The Federal Trade Commission today said court actions against a nationwide telemarketing scheme dubbed the “Wal-Mart Shopping Spree” scam will force the scammers to pay back $28.2 million of their nefarious gains.
The court actions also ban Brian MacGregor, the architect of the scheme, from engaging in any aspect of telemarketing or the selling of program memberships. In this scam, consumers were falsely promised free gifts and wrongfully paid monthly fees for “program memberships” such as discount buyers’ and travel clubs..MacGregor and Membership Services Direct, Inc., also known as Continuity Partners, Inc., have been ordered to pay the $28.2 million to the agency, representing the scheme’s net profits.
The court has also barred MacGregor and Membership Services Direct, Inc. from making material misrepresentations in connection with the sale of any goods or services, engaging in unauthorized billing, and violating any provision of the FTC’s Telemarketing Sales Rule (TSR). The FTC filed a complaint in the U.S. District Court for the Central District of California, charging the defendants with violations of the FTC Act and TSR.
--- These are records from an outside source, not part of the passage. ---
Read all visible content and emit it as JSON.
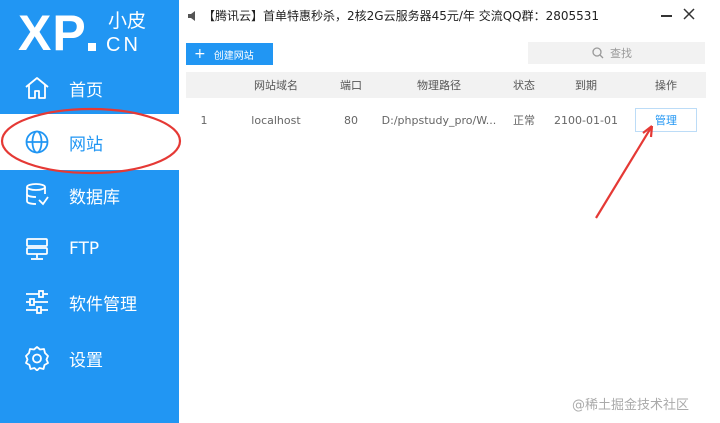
{
  "logo": {
    "main": "XP",
    "cn_small": "小皮",
    "cn_domain": "CN"
  },
  "sidebar": {
    "items": [
      {
        "label": "首页",
        "icon": "home-icon"
      },
      {
        "label": "网站",
        "icon": "globe-icon",
        "active": true
      },
      {
        "label": "数据库",
        "icon": "database-icon"
      },
      {
        "label": "FTP",
        "icon": "ftp-icon"
      },
      {
        "label": "软件管理",
        "icon": "sliders-icon"
      },
      {
        "label": "设置",
        "icon": "gear-icon"
      }
    ]
  },
  "topbar": {
    "ad_text": "【腾讯云】首单特惠秒杀，2核2G云服务器45元/年 交流QQ群：2805531"
  },
  "toolbar": {
    "create_label": "创建网站",
    "search_placeholder": "查找"
  },
  "table": {
    "headers": [
      "网站域名",
      "端口",
      "物理路径",
      "状态",
      "到期",
      "操作"
    ],
    "rows": [
      {
        "index": "1",
        "domain": "localhost",
        "port": "80",
        "path": "D:/phpstudy_pro/W...",
        "status": "正常",
        "expire": "2100-01-01",
        "action": "管理"
      }
    ]
  },
  "watermark": "@稀土掘金技术社区",
  "colors": {
    "accent": "#2196f3",
    "annotation": "#e53935"
  }
}
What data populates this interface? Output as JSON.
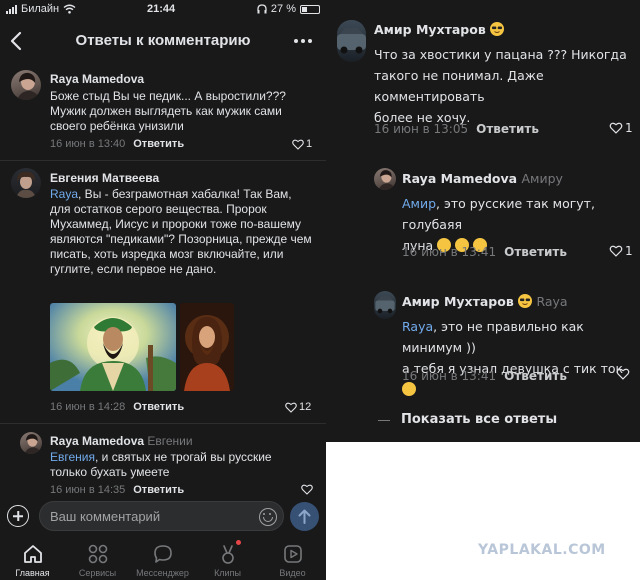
{
  "status_bar": {
    "carrier": "Билайн",
    "time": "21:44",
    "battery": "27 %"
  },
  "nav": {
    "title": "Ответы к комментарию"
  },
  "comments_left": [
    {
      "author": "Raya Mamedova",
      "reply_to": "",
      "mention": "",
      "text": "Боже стыд Вы че педик... А выростили??? Мужик должен выглядеть как мужик сами своего ребёнка унизили",
      "date": "16 июн в 13:40",
      "reply_label": "Ответить",
      "likes": "1"
    },
    {
      "author": "Евгения Матвеева",
      "reply_to": "",
      "mention": "Raya",
      "text": ", Вы - безграмотная хабалка! Так Вам, для остатков серого вещества. Пророк Мухаммед, Иисус и пророки тоже по-вашему являются \"педиками\"? Позорница, прежде чем писать, хоть изредка мозг включайте, или гуглите, если первое не дано.",
      "date": "16 июн в 14:28",
      "reply_label": "Ответить",
      "likes": "12"
    },
    {
      "author": "Raya Mamedova",
      "reply_to": "Евгении",
      "mention": "Евгения",
      "text": ", и святых не трогай вы русские только бухать умеете",
      "date": "16 июн в 14:35",
      "reply_label": "Ответить",
      "likes": ""
    }
  ],
  "compose": {
    "placeholder": "Ваш комментарий"
  },
  "tabbar": [
    {
      "label": "Главная",
      "icon": "home-icon"
    },
    {
      "label": "Сервисы",
      "icon": "services-icon"
    },
    {
      "label": "Мессенджер",
      "icon": "messenger-icon"
    },
    {
      "label": "Клипы",
      "icon": "clips-icon"
    },
    {
      "label": "Видео",
      "icon": "video-icon"
    }
  ],
  "comments_right": [
    {
      "author": "Амир Мухтаров",
      "reply_to": "",
      "mention": "",
      "text_lines": [
        "Что за хвостики у пацана ??? Никогда",
        "такого не понимал. Даже комментировать",
        "более не хочу."
      ],
      "date": "16 июн в 13:05",
      "reply_label": "Ответить",
      "likes": "1"
    },
    {
      "author": "Raya Mamedova",
      "reply_to": "Амиру",
      "mention": "Амир",
      "text_lines": [
        ", это русские так могут, голубаяя",
        "луна"
      ],
      "date": "16 июн в 13:41",
      "reply_label": "Ответить",
      "likes": "1"
    },
    {
      "author": "Амир Мухтаров",
      "reply_to": "Raya",
      "mention": "Raya",
      "text_lines": [
        ", это не правильно как минимум ))",
        "а тебя я узнал девушка с тик ток"
      ],
      "date": "16 июн в 13:41",
      "reply_label": "Ответить",
      "likes": ""
    }
  ],
  "show_all": "Показать все ответы",
  "watermark": "YAPLAKAL.COM",
  "colors": {
    "background": "#19191a",
    "text": "#e1e3e6",
    "secondary": "#76787a",
    "mention": "#71aaeb",
    "send_button": "#375175",
    "badge": "#e64646"
  }
}
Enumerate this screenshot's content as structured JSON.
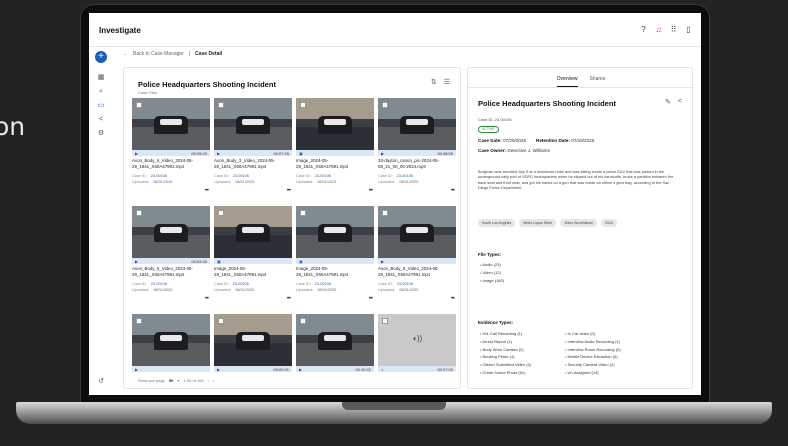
{
  "background_text": "on",
  "app": {
    "title": "Investigate"
  },
  "breadcrumb": {
    "back_label": "Back to Case Manager",
    "current": "Case Detail"
  },
  "case": {
    "title": "Police Headquarters Shooting Incident",
    "subtitle": "Case Files",
    "cards": [
      {
        "name": "Axon_Body_6_Video_2024-05-29_1841_X60A47991.mp4",
        "case_label": "Case ID:",
        "case_id": "23-00106",
        "upl_label": "Uploaded:",
        "uploaded": "08/01/2025",
        "duration": "00:05:00",
        "kind": "video",
        "thumb": "night"
      },
      {
        "name": "Axon_Body_3_Video_2024-05-29_1841_X60A47991.mp4",
        "case_label": "Case ID:",
        "case_id": "23-00106",
        "upl_label": "Uploaded:",
        "uploaded": "08/01/2025",
        "duration": "00:07:45",
        "kind": "video",
        "thumb": "night"
      },
      {
        "name": "Image_2024-05-29_1841_X60A47991.mp4",
        "case_label": "Case ID:",
        "case_id": "23-00106",
        "upl_label": "Uploaded:",
        "uploaded": "08/01/2025",
        "duration": "",
        "kind": "image",
        "thumb": "day"
      },
      {
        "name": "33-dayton_canon_pic-2024-05-08_21_00_00-2024.mp4",
        "case_label": "Case ID:",
        "case_id": "23-00106",
        "upl_label": "Uploaded:",
        "uploaded": "08/01/2025",
        "duration": "00:08:55",
        "kind": "video",
        "thumb": "night"
      },
      {
        "name": "Axon_Body_6_Video_2024-05-29_1841_X60A47991.mp4",
        "case_label": "Case ID:",
        "case_id": "23-00106",
        "upl_label": "Uploaded:",
        "uploaded": "08/01/2025",
        "duration": "00:03:30",
        "kind": "video",
        "thumb": "night"
      },
      {
        "name": "Image_2024-05-29_1841_X60A47991.mp4",
        "case_label": "Case ID:",
        "case_id": "23-00106",
        "upl_label": "Uploaded:",
        "uploaded": "08/01/2025",
        "duration": "",
        "kind": "image",
        "thumb": "day"
      },
      {
        "name": "Image_2024-05-29_1841_X60A47991.mp4",
        "case_label": "Case ID:",
        "case_id": "23-00106",
        "upl_label": "Uploaded:",
        "uploaded": "08/01/2025",
        "duration": "",
        "kind": "image",
        "thumb": "night"
      },
      {
        "name": "Axon_Body_5_Video_2024-05-29_1841_X60A47991.mp4",
        "case_label": "Case ID:",
        "case_id": "23-00106",
        "upl_label": "Uploaded:",
        "uploaded": "08/01/2025",
        "duration": "",
        "kind": "video",
        "thumb": "night"
      },
      {
        "name": "",
        "case_label": "",
        "case_id": "",
        "upl_label": "",
        "uploaded": "",
        "duration": "",
        "kind": "video",
        "thumb": "night"
      },
      {
        "name": "",
        "case_label": "",
        "case_id": "",
        "upl_label": "",
        "uploaded": "",
        "duration": "00:09:31",
        "kind": "video",
        "thumb": "day"
      },
      {
        "name": "",
        "case_label": "",
        "case_id": "",
        "upl_label": "",
        "uploaded": "",
        "duration": "00:10:42",
        "kind": "video",
        "thumb": "night"
      },
      {
        "name": "",
        "case_label": "",
        "case_id": "",
        "upl_label": "",
        "uploaded": "",
        "duration": "00:07:00",
        "kind": "audio",
        "thumb": "grey"
      }
    ],
    "pager": {
      "rows_label": "Rows per page",
      "rows_value": "50",
      "range": "1-50 of 193"
    }
  },
  "detail": {
    "tabs": [
      "Overview",
      "Shares"
    ],
    "title": "Police Headquarters Shooting Incident",
    "case_id": "Case ID: 23-00106",
    "status": "ACTIVE",
    "case_date_label": "Case Date:",
    "case_date": "07/29/2025",
    "retention_label": "Retention Date:",
    "retention_date": "07/28/2026",
    "owner_label": "Case Owner:",
    "owner": "Detective J. Williams",
    "description": "Borginan was arrested July 5 at a downtown hotel and was sitting inside a patrol SUV that was parked in the underground sally port of SDPD headquarters when he slipped out of his handcuffs, broke a partition between the back seat and front seat, and got his hands on a gun that was inside an officer's gear bag, according to the San Diego Police Department.",
    "tags": [
      "South Los Angeles",
      "Metro Liquor Store",
      "Video Surveillance",
      "2024"
    ],
    "file_types_label": "File Types:",
    "file_types": [
      "Audio (23)",
      "Video (12)",
      "Image (180)"
    ],
    "evidence_label": "Evidence Types:",
    "evidence_left": [
      "911 Call Recording (1)",
      "Arrest Report (1)",
      "Body Worn Camera (2)",
      "Booking Photo (4)",
      "Citizen Submitted Video (0)",
      "Crime Scene Photo (51)"
    ],
    "evidence_right": [
      "In Car video (0)",
      "Interview Audio Recording (1)",
      "Interview Room Recording (0)",
      "Mobile Device Extraction (0)",
      "Security Camera Video (2)",
      "Un-Assigned (14)"
    ]
  }
}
The complaint alleged that the defendants cold-called consumers with the goal of tricking them into disclosing their bank account information, falsely promising them valuable incentives such as gift cards and “shopping sprees” to retailers such as Wal-Mart and Macy’s, movie passes, and gas vouchers. All of these items were supposedly free with the payment of a nominal shipping-and-handling fee. In many instances, the defendants misrepresented that they were affiliated with well-known retailers, government entities, or the consumers’ financial institutions.
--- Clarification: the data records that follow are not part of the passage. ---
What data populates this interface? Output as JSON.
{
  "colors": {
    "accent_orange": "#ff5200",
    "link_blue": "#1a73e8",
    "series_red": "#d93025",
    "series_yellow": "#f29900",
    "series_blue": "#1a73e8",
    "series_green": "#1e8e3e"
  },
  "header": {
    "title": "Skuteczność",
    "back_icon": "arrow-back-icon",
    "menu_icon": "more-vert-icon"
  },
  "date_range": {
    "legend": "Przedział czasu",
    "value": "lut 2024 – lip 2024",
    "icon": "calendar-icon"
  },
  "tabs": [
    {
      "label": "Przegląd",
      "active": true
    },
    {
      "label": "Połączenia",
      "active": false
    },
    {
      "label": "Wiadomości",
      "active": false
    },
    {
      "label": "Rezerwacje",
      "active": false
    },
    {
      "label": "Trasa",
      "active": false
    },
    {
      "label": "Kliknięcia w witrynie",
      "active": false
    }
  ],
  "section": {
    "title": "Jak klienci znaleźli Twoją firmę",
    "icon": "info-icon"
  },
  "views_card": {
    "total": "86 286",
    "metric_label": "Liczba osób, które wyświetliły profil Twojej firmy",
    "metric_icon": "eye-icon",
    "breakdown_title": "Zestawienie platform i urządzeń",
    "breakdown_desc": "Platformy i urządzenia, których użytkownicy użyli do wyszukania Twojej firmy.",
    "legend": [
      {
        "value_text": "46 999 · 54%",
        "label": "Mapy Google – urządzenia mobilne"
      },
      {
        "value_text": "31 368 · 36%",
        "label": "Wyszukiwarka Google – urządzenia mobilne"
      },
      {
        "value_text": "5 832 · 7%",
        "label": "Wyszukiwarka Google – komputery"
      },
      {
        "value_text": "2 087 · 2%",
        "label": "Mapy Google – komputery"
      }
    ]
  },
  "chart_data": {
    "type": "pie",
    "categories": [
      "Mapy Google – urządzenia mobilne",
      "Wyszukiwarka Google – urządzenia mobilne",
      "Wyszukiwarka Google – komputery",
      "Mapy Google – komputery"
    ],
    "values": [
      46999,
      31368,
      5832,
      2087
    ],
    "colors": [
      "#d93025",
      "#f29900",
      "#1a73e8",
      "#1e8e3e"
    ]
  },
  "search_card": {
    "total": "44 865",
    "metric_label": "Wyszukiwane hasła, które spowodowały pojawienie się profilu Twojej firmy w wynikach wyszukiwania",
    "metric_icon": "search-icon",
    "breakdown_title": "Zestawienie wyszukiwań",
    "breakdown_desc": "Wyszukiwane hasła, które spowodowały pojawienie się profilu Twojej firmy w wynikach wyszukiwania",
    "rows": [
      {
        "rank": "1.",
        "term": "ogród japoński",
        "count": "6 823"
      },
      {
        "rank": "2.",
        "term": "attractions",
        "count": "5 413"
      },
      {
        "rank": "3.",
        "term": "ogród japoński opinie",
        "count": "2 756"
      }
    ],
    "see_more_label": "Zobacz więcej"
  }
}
The FTC said the defendants also harassed consumers by making repeated telemarketing calls to them, ignoring consumers’ requests not to call again, and using profane and abusive language during the telemarketing calls. Finally, the defendants made unauthorized debits from consumers’ bank accounts after tricking them into disclosing their account information.In addition, the court has approved settlements for the remaining defendants in this case.
In connection with those settlements, MacGregor’s wife, Christine MacGregor, has turned over title to two properties and proceeds from the sale of two other properties. Brian MacGregor’s co-defendants – Harijinder Sidhu, Joseph LaRosa, Jr., Pranot Sangprasit, William Heichert, Michael Cushing, Paul Tosi, and Manh Cao – are barred from making material misrepresentations in connection with the sale of any goods or services, engaging in unauthorized billing, and violating any provision of the TSR, the FTC said.
The other companies involved in the telemarketing scam – Universal Premium Services, Inc. (aka Premier Benefits, Inc.), Consumer Reward Network, Inc., Star Communications LLC, All Star Access, Inc., Prime Time Ventures, Inc., Connect2USA, Inc., Merchant Risk Management, Inc., and Pantel One Corporation – are barred from making material misrepresentations in connection with the sale of any goods or services, engaging in unauthorized billing, and violating any provision of the TSR. They have been shut down by a permanent receiver appointed by the court.